Проведение испытания. Испытание на наличие антимикробного действия проводят одним из описанных ниже методов

Испытание на наличие антимикробного действия проводят одним из описанных ниже методов.

1.3.1. Разведение лекарственного средства

Готовят необходимые разведения лекарственного средства 1:10, 1:50, 1:100,

1:500 и 1:1000 методом последовательных разведений, используя фосфатный буферный раствор с натрия хлоридом и пептоном рН 7,0 (п. 4.2).

1.3.2. Приготовление инокулята

24-часовые бульонные культуры бактерий на соево-казеиновом бульоне или среде № 8 и 48-часовую культуру C.albicans на бульонной среде Сабуро разводят стерильным раствором натрия хлорида 0,9 % изотоническим 1:1000 (B.cereus, C.albicans) и 1:100000 (E.coli, S.abony, P.aeruginosa, S.aureus) до концентрации около 104 КОЕ/мл. Взвесь спор B.subtilis также разводят до концентрации 104 в 1 мл. Культуру A.niger смывают со скошенного агара Сабуро или со среды № 2 фосфатным буферным раствором с 0,05 % твина-80. Определяют количество конидий в 1 мл смыва, используя камеру Горяева или чашечный агаровый метод, и разводят до концентрации 104 КОЕ/мл.
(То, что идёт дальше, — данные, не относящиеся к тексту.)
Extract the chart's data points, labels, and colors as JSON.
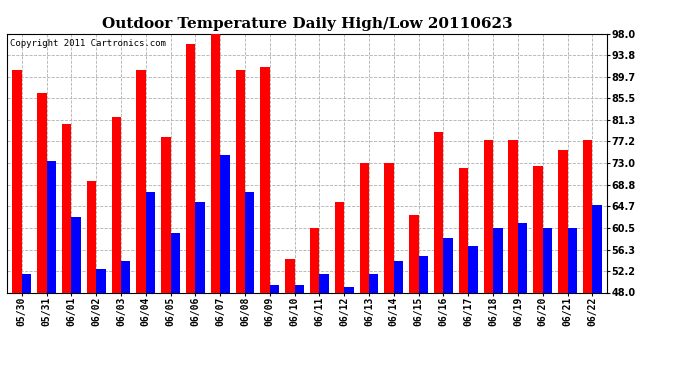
{
  "title": "Outdoor Temperature Daily High/Low 20110623",
  "copyright": "Copyright 2011 Cartronics.com",
  "dates": [
    "05/30",
    "05/31",
    "06/01",
    "06/02",
    "06/03",
    "06/04",
    "06/05",
    "06/06",
    "06/07",
    "06/08",
    "06/09",
    "06/10",
    "06/11",
    "06/12",
    "06/13",
    "06/14",
    "06/15",
    "06/16",
    "06/17",
    "06/18",
    "06/19",
    "06/20",
    "06/21",
    "06/22"
  ],
  "highs": [
    91.0,
    86.5,
    80.5,
    69.5,
    82.0,
    91.0,
    78.0,
    96.0,
    98.0,
    91.0,
    91.5,
    54.5,
    60.5,
    65.5,
    73.0,
    73.0,
    63.0,
    79.0,
    72.0,
    77.5,
    77.5,
    72.5,
    75.5,
    77.5
  ],
  "lows": [
    51.5,
    73.5,
    62.5,
    52.5,
    54.0,
    67.5,
    59.5,
    65.5,
    74.5,
    67.5,
    49.5,
    49.5,
    51.5,
    49.0,
    51.5,
    54.0,
    55.0,
    58.5,
    57.0,
    60.5,
    61.5,
    60.5,
    60.5,
    65.0
  ],
  "high_color": "#ff0000",
  "low_color": "#0000ff",
  "ylim_min": 48.0,
  "ylim_max": 98.0,
  "yticks": [
    48.0,
    52.2,
    56.3,
    60.5,
    64.7,
    68.8,
    73.0,
    77.2,
    81.3,
    85.5,
    89.7,
    93.8,
    98.0
  ],
  "bg_color": "#ffffff",
  "grid_color": "#b0b0b0",
  "bar_width": 0.38,
  "title_fontsize": 11,
  "tick_fontsize": 7,
  "copyright_fontsize": 6.5
}
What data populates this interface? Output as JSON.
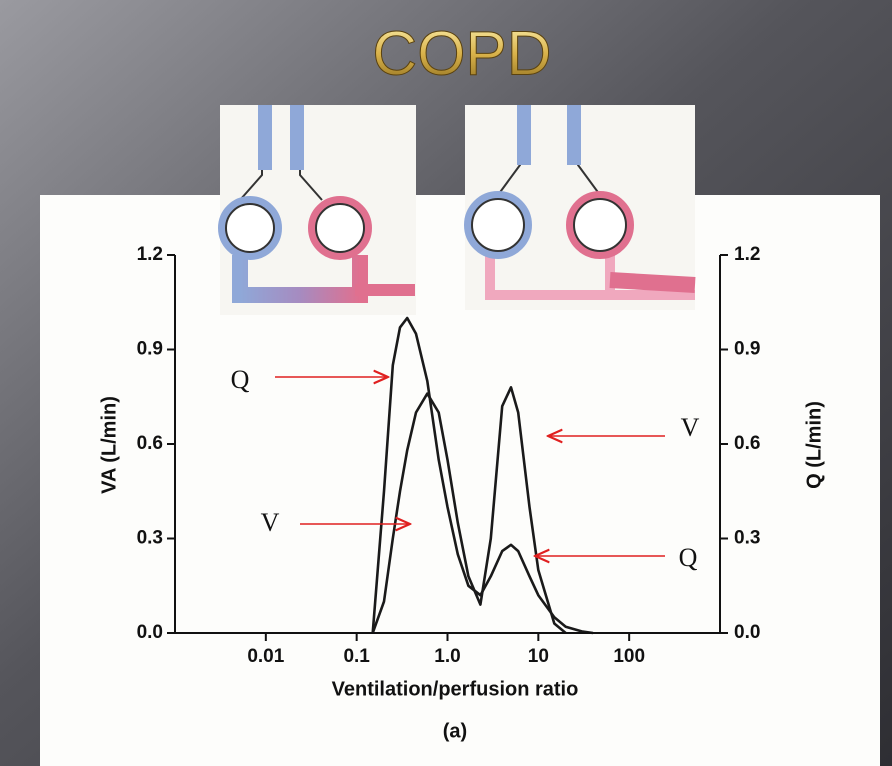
{
  "chart_data": {
    "type": "line",
    "title": "COPD",
    "x_label": "Ventilation/perfusion ratio",
    "y_label": "VA (L/min)",
    "y2_label": "Q (L/min)",
    "caption": "(a)",
    "log_x": true,
    "xlim": [
      0.001,
      1000
    ],
    "xticks": [
      0.01,
      0.1,
      {
        "value": 1,
        "label": "1.0"
      },
      10,
      100
    ],
    "ylim": [
      0,
      1.2
    ],
    "yticks": [
      {
        "value": 0,
        "label": "0.0"
      },
      0.3,
      0.6,
      0.9,
      1.2
    ],
    "y2lim": [
      0,
      1.2
    ],
    "y2ticks": [
      {
        "value": 0,
        "label": "0.0"
      },
      0.3,
      0.6,
      0.9,
      1.2
    ],
    "x": [
      0.15,
      0.2,
      0.25,
      0.3,
      0.36,
      0.45,
      0.6,
      0.8,
      1,
      1.3,
      1.7,
      2.3,
      3,
      4,
      5,
      6,
      8,
      10,
      15,
      20,
      30,
      40
    ],
    "series": [
      {
        "color": "#1a1a1a",
        "axis": "y2",
        "values": [
          0,
          0.45,
          0.85,
          0.97,
          1.0,
          0.95,
          0.8,
          0.55,
          0.4,
          0.25,
          0.15,
          0.12,
          0.18,
          0.26,
          0.28,
          0.26,
          0.18,
          0.12,
          0.05,
          0.02,
          0.005,
          0
        ]
      },
      {
        "color": "#1a1a1a",
        "values": [
          0,
          0.1,
          0.3,
          0.45,
          0.58,
          0.7,
          0.76,
          0.7,
          0.55,
          0.35,
          0.18,
          0.09,
          0.3,
          0.72,
          0.78,
          0.7,
          0.4,
          0.2,
          0.03,
          0,
          null,
          null
        ]
      }
    ],
    "annotations": [
      {
        "text": "Q"
      },
      {
        "text": "V"
      },
      {
        "text": "V"
      },
      {
        "text": "Q"
      }
    ]
  }
}
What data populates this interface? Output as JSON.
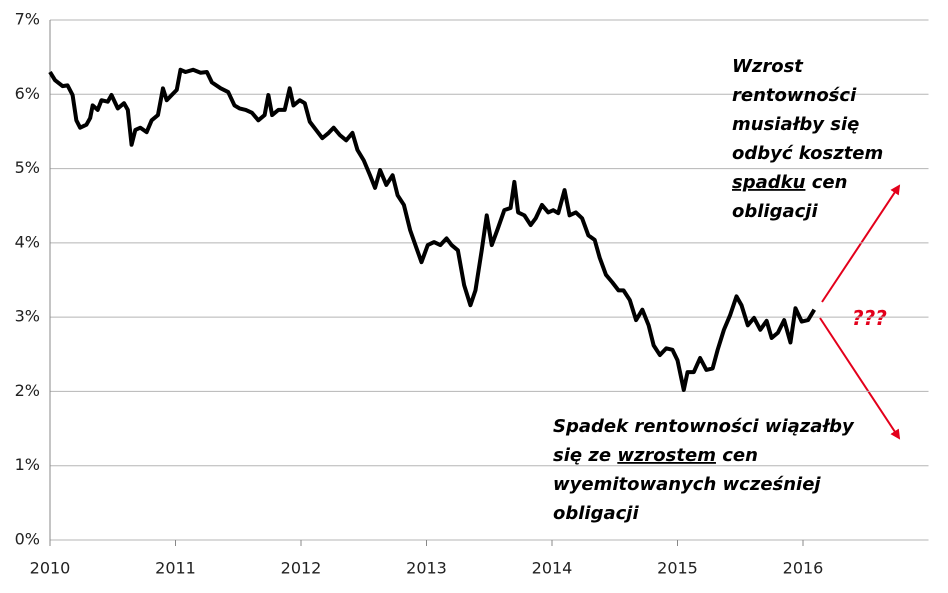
{
  "chart_data": {
    "type": "line",
    "x": [
      2010.0,
      2010.04,
      2010.1,
      2010.14,
      2010.18,
      2010.21,
      2010.24,
      2010.29,
      2010.32,
      2010.34,
      2010.38,
      2010.41,
      2010.46,
      2010.49,
      2010.54,
      2010.59,
      2010.62,
      2010.65,
      2010.68,
      2010.72,
      2010.77,
      2010.81,
      2010.86,
      2010.9,
      2010.93,
      2010.97,
      2011.01,
      2011.04,
      2011.08,
      2011.14,
      2011.2,
      2011.25,
      2011.29,
      2011.36,
      2011.42,
      2011.47,
      2011.51,
      2011.56,
      2011.61,
      2011.66,
      2011.71,
      2011.74,
      2011.77,
      2011.82,
      2011.87,
      2011.91,
      2011.94,
      2011.99,
      2012.03,
      2012.07,
      2012.12,
      2012.17,
      2012.22,
      2012.26,
      2012.31,
      2012.36,
      2012.41,
      2012.45,
      2012.5,
      2012.55,
      2012.59,
      2012.63,
      2012.68,
      2012.73,
      2012.77,
      2012.82,
      2012.87,
      2012.92,
      2012.96,
      2013.01,
      2013.06,
      2013.11,
      2013.16,
      2013.2,
      2013.25,
      2013.3,
      2013.35,
      2013.39,
      2013.44,
      2013.48,
      2013.52,
      2013.57,
      2013.62,
      2013.67,
      2013.7,
      2013.73,
      2013.78,
      2013.83,
      2013.87,
      2013.92,
      2013.97,
      2014.01,
      2014.05,
      2014.1,
      2014.14,
      2014.19,
      2014.24,
      2014.29,
      2014.34,
      2014.38,
      2014.43,
      2014.48,
      2014.53,
      2014.57,
      2014.62,
      2014.67,
      2014.72,
      2014.77,
      2014.81,
      2014.86,
      2014.91,
      2014.96,
      2015.0,
      2015.05,
      2015.08,
      2015.13,
      2015.18,
      2015.23,
      2015.28,
      2015.32,
      2015.37,
      2015.42,
      2015.47,
      2015.51,
      2015.56,
      2015.61,
      2015.66,
      2015.71,
      2015.75,
      2015.8,
      2015.85,
      2015.9,
      2015.94,
      2015.99,
      2016.04,
      2016.09
    ],
    "values": [
      6.3,
      6.19,
      6.11,
      6.12,
      5.99,
      5.65,
      5.55,
      5.59,
      5.68,
      5.85,
      5.79,
      5.92,
      5.9,
      5.99,
      5.81,
      5.88,
      5.79,
      5.32,
      5.52,
      5.55,
      5.49,
      5.65,
      5.72,
      6.08,
      5.92,
      5.99,
      6.06,
      6.33,
      6.3,
      6.33,
      6.29,
      6.3,
      6.16,
      6.08,
      6.03,
      5.85,
      5.81,
      5.79,
      5.75,
      5.65,
      5.72,
      5.99,
      5.72,
      5.79,
      5.79,
      6.08,
      5.85,
      5.92,
      5.88,
      5.63,
      5.52,
      5.41,
      5.48,
      5.55,
      5.45,
      5.38,
      5.48,
      5.25,
      5.11,
      4.91,
      4.74,
      4.98,
      4.78,
      4.91,
      4.64,
      4.51,
      4.17,
      3.93,
      3.74,
      3.97,
      4.01,
      3.97,
      4.06,
      3.97,
      3.9,
      3.43,
      3.16,
      3.36,
      3.9,
      4.37,
      3.97,
      4.2,
      4.44,
      4.47,
      4.82,
      4.41,
      4.37,
      4.24,
      4.33,
      4.51,
      4.41,
      4.44,
      4.4,
      4.71,
      4.37,
      4.41,
      4.33,
      4.1,
      4.04,
      3.8,
      3.57,
      3.47,
      3.36,
      3.36,
      3.23,
      2.96,
      3.1,
      2.89,
      2.62,
      2.49,
      2.58,
      2.56,
      2.42,
      2.02,
      2.26,
      2.26,
      2.45,
      2.29,
      2.31,
      2.56,
      2.83,
      3.03,
      3.28,
      3.16,
      2.89,
      2.99,
      2.83,
      2.95,
      2.72,
      2.79,
      2.96,
      2.66,
      3.12,
      2.94,
      2.96,
      3.1
    ],
    "color": "#000000",
    "xlim": [
      2010,
      2017
    ],
    "ylim": [
      0,
      7
    ],
    "xticks": [
      2010,
      2011,
      2012,
      2013,
      2014,
      2015,
      2016
    ],
    "yticks": [
      {
        "value": 0,
        "label": "0%"
      },
      {
        "value": 1,
        "label": "1%"
      },
      {
        "value": 2,
        "label": "2%"
      },
      {
        "value": 3,
        "label": "3%"
      },
      {
        "value": 4,
        "label": "4%"
      },
      {
        "value": 5,
        "label": "5%"
      },
      {
        "value": 6,
        "label": "6%"
      },
      {
        "value": 7,
        "label": "7%"
      }
    ],
    "grid": true,
    "annotations": [
      {
        "lines": [
          [
            {
              "text": "Wzrost"
            }
          ],
          [
            {
              "text": "rentowności"
            }
          ],
          [
            {
              "text": "musiałby się"
            }
          ],
          [
            {
              "text": "odbyć kosztem"
            }
          ],
          [
            {
              "text": "spadku",
              "underline": true
            },
            {
              "text": " cen"
            }
          ],
          [
            {
              "text": "obligacji"
            }
          ]
        ]
      },
      {
        "lines": [
          [
            {
              "text": "Spadek rentowności wiązałby"
            }
          ],
          [
            {
              "text": "się ze "
            },
            {
              "text": "wzrostem",
              "underline": true
            },
            {
              "text": " cen"
            }
          ],
          [
            {
              "text": "wyemitowanych wcześniej"
            }
          ],
          [
            {
              "text": "obligacji"
            }
          ]
        ]
      }
    ],
    "question": "???"
  }
}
1.3.3. Метод определения антимикробного действия в условиях испытания на микробиологическую чистоту

Каждое разведение препарата в количестве 1 мл вносят в 6 чашек Петри диаметром 90 мм, в две из которых добавляют по 0,2 мл взвеси спор B.subtilis, в две другие – по 0,2 мл взвеси культуры C.albicans, в 2 последние – 0,2 мл взвеси конидий A.niger. Чашки с бактериями заливают 10-15 мл расплавленного и охлажденного до (47,5 ± 2,5) ºС питательного агара, чашки с культурами грибов – тем же количеством среды Сабуро. По 1,0 мл каждого разведения препарата вносят в пробирки с 10 мл жидких сред № 3 и № 8 (или аналогичных), куда затем добавляют по 1 мл взвеси E.coli, S.аbony, P.aeruginosa, S.aureus соответственно средам, каждый микроорганизм отдельно. В контрольные чашки и пробирки вместо разведений препарата вносят такое же количество растворителя. Опыт ставят в двойной повторности. Посевы на средах № 1, 3, 8 инкубируют при температуре (32,5 ± 2,5) ºС в течение 48 ч (среды № 3, 8) и 5 сут (среда № 1). Посевы на среде № 2 инкубируют при температуре (22,5 ± 2,5) ºС в течение 5 сут.

После окончания сроков инкубации отмечают появление типичного роста тест-микроорганизмов в контрольных чашках и пробирках без препарата и наличие или отсутствие роста тест-штаммов на средах с различными разведениями препарата. В случае помутнения или изменения окраски среды, затрудняющих учет результатов, делают пересевы на агаризованные среды. При росте типичных колоний E.coli, S.abony, P.aeruginosa, S.аureus отмечают отсутствие антимикробного действия исследуемого препарата.

1.3.4. Метод репликаций

Для водонерастворимых (суспензии, эмульсии и др.) или окрашенных соединений предпочтительно использовать метод репликаций.

В стерильные чашки Петри вносят по 1 мл каждого разведения исследуемого препарата. В контрольные чашки вносят по 1 мл разбавителя, используемого для получения разведений. В чашки Петри как в эксперименте, так и в контроле, добавляют по 10-15 мл расплавленного и охлажденного до (45 ± 2) ºС соево-казеинового агара или среды № 1, в другие – такое же количество среды Сабуро и тщательно перемешивают. Опыт ставят в двойной повторности.

После застывания агара чашки подсушивают для удаления конденсата с поверхности среды, на которую затем бактериологической петлей, пипеткой или репликатором наносят инокулят (п. 1.3.2) каждого тест-штамма бактерий и грибов в виде бляшек на среды № 1 и № 2 (или аналогичные) соответственно. Чашки с соево-казиновым агаром или средой № 1 инкубируют при температуре (32,5 ± 2,5) ºС в течение 48 ч. Чашки со средой Сабуро инкубируют при температуре (22,5 ± 2,5) ºС в течение не более 5 сут.